The narrative took another turn last week, when it was revealed that the board of trustees of the University of North Carolina at Chapel Hill declined to extend tenure to Nikole Hannah-Jones. Normally, the byzantine workings of academic-tenure review are of little pertinence to anyone beyond the individuals involved. But the nature of Jones’s work, combined with the ongoing assaults from the right on any scholarly or journalistic examination of race, has given her case particular significance. Jones holds a MacArthur award, a Pulitzer Prize, two Polk Awards, a Peabody Award, and three National Magazine Awards. In many cases, this would be an impressive tally for an entire journalism department. Her tenure as the school’s Knight Chair in Race and Investigative Reporting was supported by the Hussman School of Journalism and Media’s tenure committee, its dean, and the chancellor of the university. The board’s intervention was an override of multiple tiers of faculty governance in a way that to many smacked of politics. In fact, when asked to explain the decision, an unnamed board member used exactly that word—politics—to sum up what had happened.

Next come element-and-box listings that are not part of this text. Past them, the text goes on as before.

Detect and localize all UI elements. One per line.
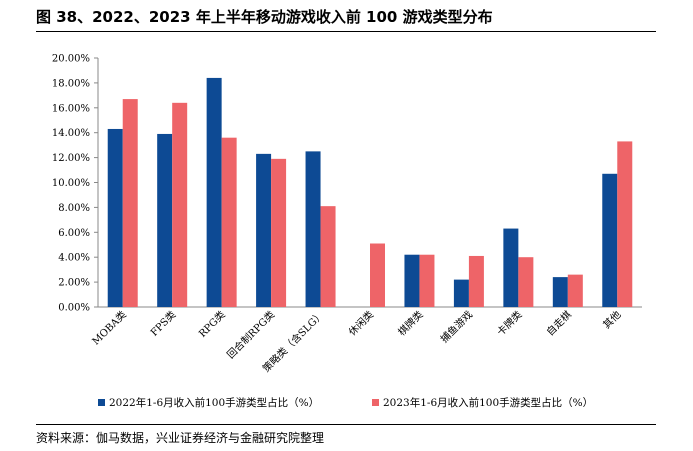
bar-2023 (271, 158, 287, 307)
bar-2022 (503, 228, 519, 307)
x-tick-label: 卡牌类 (494, 308, 524, 338)
bar-2022 (206, 77, 222, 307)
legend-label: 2022年1-6月收入前100手游类型占比（%） (109, 396, 319, 409)
y-tick-label: 12.00% (52, 153, 90, 164)
legend-swatch (372, 399, 379, 406)
bar-2023 (370, 243, 385, 307)
x-tick-label: 棋牌类 (395, 308, 425, 338)
figure-title: 图 38、2022、2023 年上半年移动游戏收入前 100 游戏类型分布 (36, 8, 493, 26)
x-tick-label: 休闲类 (346, 308, 376, 338)
bar-2023 (172, 102, 188, 307)
y-tick-label: 10.00% (52, 178, 90, 189)
y-tick-label: 14.00% (52, 128, 90, 139)
bar-2022 (305, 151, 321, 307)
bar-2022 (602, 173, 618, 307)
y-tick-label: 4.00% (58, 253, 90, 264)
y-tick-label: 16.00% (52, 103, 90, 114)
bar-2022 (552, 277, 568, 307)
bar-2022 (157, 133, 173, 307)
bar-2023 (122, 99, 138, 308)
legend-label: 2023年1-6月收入前100手游类型占比（%） (383, 396, 593, 409)
x-tick-label: 回合制RPG类 (224, 308, 277, 361)
bar-2023 (419, 254, 435, 307)
x-tick-label: 其他 (600, 308, 623, 331)
bar-2023 (221, 137, 237, 307)
x-tick-label: RPG类 (196, 308, 228, 340)
bar-2023 (320, 206, 336, 307)
y-tick-label: 0.00% (58, 303, 90, 314)
y-tick-label: 2.00% (58, 278, 90, 289)
bar-2022 (107, 128, 123, 307)
source-note: 资料来源：伽马数据，兴业证券经济与金融研究院整理 (36, 431, 325, 445)
bar-2023 (468, 255, 484, 307)
bar-2023 (617, 141, 633, 307)
title-rule (36, 31, 656, 32)
bar-2023 (567, 274, 583, 307)
x-tick-label: MOBA类 (89, 308, 129, 348)
x-tick-label: 自走棋 (544, 308, 574, 338)
legend-swatch (98, 399, 105, 406)
bar-2022 (404, 254, 420, 307)
x-tick-label: FPS类 (148, 308, 179, 339)
y-tick-label: 20.00% (52, 54, 90, 65)
source-rule (36, 424, 656, 425)
y-tick-label: 6.00% (58, 228, 90, 239)
y-tick-label: 8.00% (58, 203, 90, 214)
bar-2022 (453, 279, 469, 307)
y-tick-label: 18.00% (52, 78, 90, 89)
bar-2022 (256, 153, 272, 307)
x-tick-label: 捕鱼游戏 (438, 308, 475, 345)
bar-2023 (518, 257, 534, 307)
bar-chart: 0.00% 2.00% 4.00% 6.00% 8.00% 10.00% 12.00% 14.… (52, 54, 642, 409)
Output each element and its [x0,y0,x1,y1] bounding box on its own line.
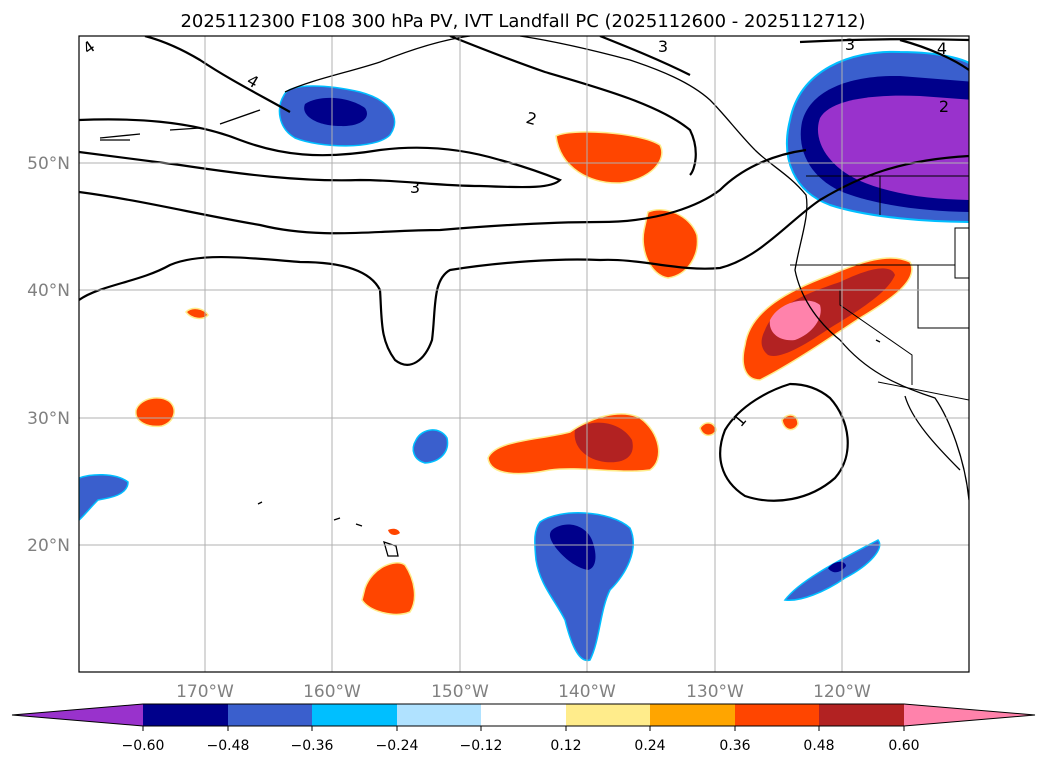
contour-2 [449,36,697,176]
positive-anomaly-area [642,209,699,279]
colorbar-tick-label: −0.60 [122,738,165,754]
contour-label: 3 [845,35,855,54]
lon-tick-label: 130°W [686,682,744,702]
state-borders [790,175,969,401]
negative-anomaly-area [412,429,449,464]
contour-label: 3 [658,37,668,56]
positive-anomaly-area [781,414,799,431]
contour-1 [719,382,849,502]
map-frame [78,35,970,673]
negative-anomaly-core [549,524,596,570]
colorbar-tick-label: 0.24 [634,738,665,754]
baja-california-coast [904,395,961,471]
lon-tick-label: 150°W [431,682,489,702]
colorbar-extend-max [904,704,1035,726]
colorbar-extend-min [12,704,143,726]
lon-tick-label: 120°W [813,682,871,702]
colorbar-segment [819,704,904,726]
aleutian-islands [99,109,261,141]
lat-tick-label: 20°N [27,536,70,556]
lat-tick-label: 30°N [27,409,70,429]
lat-tick-label: 50°N [27,154,70,174]
colorbar-tick-label: −0.24 [376,738,419,754]
contour-3 [79,148,807,235]
gridlines [79,36,969,672]
lon-tick-label: 160°W [303,682,361,702]
channel-islands [875,339,881,343]
colorbar-tick-label: 0.12 [550,738,581,754]
north-america-coastline [754,149,969,501]
strong-negative-anomaly-core [818,95,969,200]
strong-positive-anomaly-core [769,300,821,341]
colorbar-segment [228,704,312,726]
anomaly-fill-areas [79,50,969,661]
contour-label: 2 [939,97,949,116]
positive-anomaly-area [185,307,209,320]
mexico-border [877,381,969,401]
colorbar-segment [312,704,397,726]
contour-3 [599,36,691,76]
contour-label: 2 [524,108,539,129]
alaska-canada-coast [519,36,756,151]
contour-2 [79,154,969,366]
contour-3 [799,38,969,44]
coastlines [99,36,969,557]
negative-anomaly-core [304,97,368,127]
pv-contours [79,36,969,502]
colorbar: −0.60 −0.48 −0.36 −0.24 −0.12 0.12 0.24 … [11,703,1036,754]
colorbar-ticks [142,726,905,731]
colorbar-segment [566,704,650,726]
alaska-peninsula [284,36,471,93]
colorbar-segment [397,704,481,726]
colorbar-tick-label: −0.48 [207,738,250,754]
contour-4 [899,38,969,71]
lat-tick-label: 40°N [27,281,70,301]
colorbar-tick-label: 0.36 [719,738,750,754]
contour-label: 4 [937,39,947,58]
positive-anomaly-area [388,528,400,535]
map-title: 2025112300 F108 300 hPa PV, IVT Landfall… [180,11,865,32]
positive-anomaly-core [574,422,633,463]
colorbar-segment [143,704,228,726]
colorbar-tick-label: 0.60 [888,738,919,754]
hawaiian-islands [257,501,399,557]
colorbar-tick-label: −0.36 [291,738,334,754]
positive-anomaly-area [699,422,717,437]
contour-3 [79,118,562,189]
contour-4 [144,36,291,113]
positive-anomaly-area [135,397,175,428]
longitude-tick-labels: 170°W 160°W 150°W 140°W 130°W 120°W [176,682,871,702]
colorbar-segment [735,704,819,726]
california-nevada-border [839,290,913,385]
map-panel: 4 4 3 3 4 2 2 3 1 [78,35,970,673]
negative-anomaly-area [79,474,129,521]
positive-anomaly-area [361,562,416,616]
lon-tick-label: 170°W [176,682,234,702]
interior-borders [879,176,969,329]
colorbar-tick-label: 0.48 [803,738,834,754]
positive-anomaly-area [555,131,663,184]
contour-label: 3 [410,178,420,197]
lon-tick-label: 140°W [558,682,616,702]
colorbar-tick-label: −0.12 [460,738,503,754]
colorbar-segment [650,704,735,726]
latitude-tick-labels: 50°N 40°N 30°N 20°N [27,154,70,556]
colorbar-segment [481,704,566,726]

The implications here are also transparent. Jones, who is a staff writer for the Times Magazine, will likely not be greatly affected by the board’s decision. But younger, untenured scholars, whose work touches on potentially controversial themes, will undoubtedly find this incident intimidating. And the U.N.C. situation appears a logical outcome of the G.O.P.’s campaign. The Party, in seeking to discredit work examining the durability of racism, clears a path to pursue white anxiety and racial-resentment politics in the Trump mold. The irony in all this is that, in attacking anti-racism for these ends, conservatives are validating the very contentions that progressives have been making all along: that racism remains a vital force in American life, that it is deeply rooted in the American past, and that our politics have been shaped, with disastrous consequences, by efforts to utilize racism for political profit. Thus, the current G.O.P. is seeking not only to absolve Americans of the worst practices of their history but to do so while resurrecting the very practices that were cause for indictment in the first place.